While daily use with apps and social media is hardly a struggle, games do show us the limits of the Mediatek P70. Popular titles like PUBG struggle when pushed too high, and you will have to opt for reduced graphics in most current games. The phone ships with 8GB of RAM out of the box, which certainly helps with multitasking. The default 128GB of storage is nice to have as well, and there’s a dedicated microSD card slot should you want to upgrade storage further.
Battery life, on the other hand, is rather good. You can easily go a full day without anxiety. When it is time to charge the phone, the 20W charger is good enough to top-off the phone in a little over an hour.
On the software front, there is little to talk about. The Oppo F15 runs the same Color OS 6.1.2 that we’ve seen on multiple Realme and Oppo devices through 2019. I like the feature additions, but the presence of bloatware and unremovable “hot apps” can definitely be a grating experience.
As of March 31, the company has shipped an update to add in the February 2020 security patches and no other features.
Oppo F15 specifications
6.4-inch, FHD+ AMOLED
2,400 x 1,080 resolution
20:9 aspect ratio
90.8% screen-to-body ratio
Gorilla Glass 5
MediaTek Helio P70
4 x 2.1GHz + 4 x 2GHz
Mali G72 MP3
128GB UFS 2.1
48MP main at f/1.8
8MP ultra-wide at f/2.2
2MP macro at f/2.4
2MP portrait camera /f2.4
16MP at f/2.0
Full HD at 30fps
HD at 30fps
720p slow-mo at 240fps
Dual nano-SIM slots
Dual SIMs dual VoLTE 4G
Wi-Fi: 802.11a/b/g/n/ac, 2.4/5GHz
Positioning system: GPS, aGPS, GLONASS, Beidou navigation system
Supports Bluetooth 4.2 connections
In-display fingerprint scanner
Android 9 Pie
160.2 x 73.3 x 7.9mm
Is the Oppo F15 worth buying?
The Oppo F15 brings a lot of style to then game, but not much substance. The design is great and the lightweight build goes a long way towards ensuring comfort and usability. However, under the hood is a strictly run-of-the-mill chassis that lacks the grunt it needs to go up against the competition.
For example, the Realme X2 and Xiaomi K20 series both offer a lot more bang-for-the-buck. The Realme X2 is priced at Rs. 16,990 (~$240) and offers a more competent Snapdragon 730G chipset, as well as faster charging, and a 64MP camera. Meanwhile, the Redmi K20 is priced at Rs. 19,990 (~$280) and delivers more power, and nice-to-have features like a pop-up selfie camera.

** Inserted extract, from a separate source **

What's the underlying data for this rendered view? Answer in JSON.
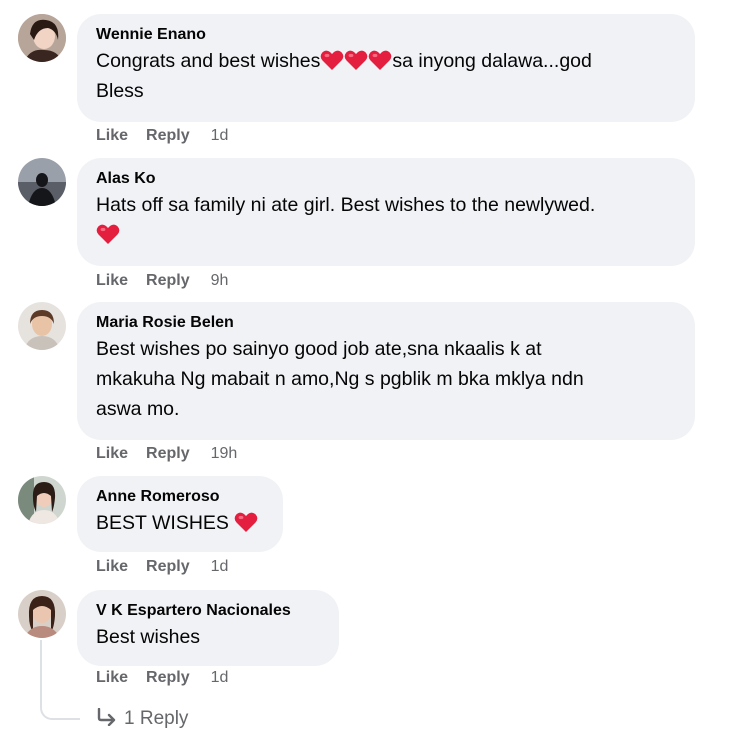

In fact, even the lower-priced Redmi Note 8 Pro comes across as an excellent alternative to the Oppo F15. Priced at Rs. 19,990 (~$280), the Oppo F15 didn’t offer enough value to push back the competition. However, now that the price has been revised to an even higher Rs. 21,990, it makes no sense to buy this phone over the dozens of excellent alternatives available.
Entering April 2020, there are even more alternatives in the form of the Realme 6 Pro and Redmi Note 9 Pro, both of which offer significantly better performance. The Realme 6 Pro even tosses in a slick 90Hz panel which is sure to improve the user experience. Add to that the beautiful designs and the F15 just doesn’t cut the mustard when placed next to the competition.
The Oppo F15 is a decent phone that faces formidable competition, making it just too hard to recommend. I’d advise skipping this one.